Te bezsenne noce, te wyraźne zdjęcia, te intymne wiadomości głosowe — wszystkie wysłane przez rzekomo cnotliwą Sophie!

Nikt nie wiedział lepiej niż Sophie, jak Emily zachorowała na raka piersi.

A teraz Alexander chciał, aby jego żona pomogła jego kochance wygrać sprawę o zniesławienie? Czy w ogóle uważał Emily za człowieka?

"Pani Ward? Czy mnie słyszałaś?" dodał James.

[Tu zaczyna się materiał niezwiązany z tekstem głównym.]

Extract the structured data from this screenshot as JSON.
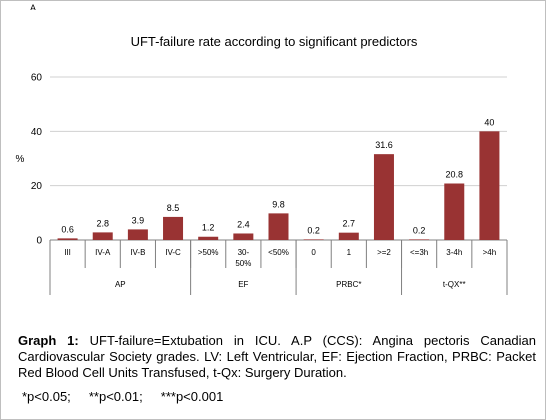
{
  "corner_mark": "A",
  "chart_data": {
    "type": "bar",
    "title": "UFT-failure rate according to significant predictors",
    "ylabel": "%",
    "ylim": [
      0,
      60
    ],
    "yticks": [
      0,
      20,
      40,
      60
    ],
    "grid": true,
    "legend": "none",
    "bar_color": "#993333",
    "categories": [
      "III",
      "IV-A",
      "IV-B",
      "IV-C",
      ">50%",
      "30-50%",
      "<50%",
      "0",
      "1",
      ">=2",
      "<=3h",
      "3-4h",
      ">4h"
    ],
    "category_lines": [
      [
        "III"
      ],
      [
        "IV-A"
      ],
      [
        "IV-B"
      ],
      [
        "IV-C"
      ],
      [
        ">50%"
      ],
      [
        "30-",
        "50%"
      ],
      [
        "<50%"
      ],
      [
        "0"
      ],
      [
        "1"
      ],
      [
        ">=2"
      ],
      [
        "<=3h"
      ],
      [
        "3-4h"
      ],
      [
        ">4h"
      ]
    ],
    "values": [
      0.6,
      2.8,
      3.9,
      8.5,
      1.2,
      2.4,
      9.8,
      0.2,
      2.7,
      31.6,
      0.2,
      20.8,
      40
    ],
    "value_labels": [
      "0.6",
      "2.8",
      "3.9",
      "8.5",
      "1.2",
      "2.4",
      "9.8",
      "0.2",
      "2.7",
      "31.6",
      "0.2",
      "20.8",
      "40"
    ],
    "groups": [
      {
        "name": "AP",
        "count": 4
      },
      {
        "name": "EF",
        "count": 3
      },
      {
        "name": "PRBC*",
        "count": 3
      },
      {
        "name": "t-QX**",
        "count": 3
      }
    ]
  },
  "caption": {
    "label": "Graph 1:",
    "text": " UFT-failure=Extubation in ICU. A.P (CCS): Angina pectoris Canadian Cardiovascular Society grades. LV: Left Ventricular, EF: Ejection Fraction, PRBC: Packet Red Blood Cell Units Transfused, t-Qx: Surgery Duration."
  },
  "footnote": "*p<0.05;     **p<0.01;     ***p<0.001"
}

Emily wróciła do rzeczywistości i bez wahania odmówiła. "Nie zajmę się tą sprawą."

James nie był zaskoczony jej reakcją. W jego oczach Alexander subtelnie przypominał Emily, aby znała swoje miejsce. Dlaczego inaczej zleciłby to Emily, skoro w dziale prawnym było więcej wykwalifikowanych osób?

"Pani Ward, pamiętaj, że nadal jesteś pracownikiem Grupy Foster. Nie masz luksusu odmawiania zadań."

Emily uśmiechnęła się gorzko, zdjęła identyfikator z szyi i rzuciła go na biurko. "W takim razie odchodzę."

Opuszczając Grupę Foster, nie zabrała niczego, wychodząc z pustymi rękami.

"Ding!"

Aplikacja przypominająca na jej telefonie wydała powiadomienie, pokazując tylko datę, bez dodatkowego tekstu. Wyraz twarzy Emily natychmiast się zmienił.

Pośpieszyła na ulicę, złapała taksówkę i podała adres. "Areszt śledczy w Wilton."

Alexander obserwował całą scenę z 17. piętra, jego przystojna twarz ciemniała.

"Panie Foster, pani Ward powiedziała..." James wszedł nerwowo, jego głos drżał, ale Alexander mu przerwał.

"Spraw, żeby wróciła, albo sprawię, że Dom Dziecka Świt zniknie."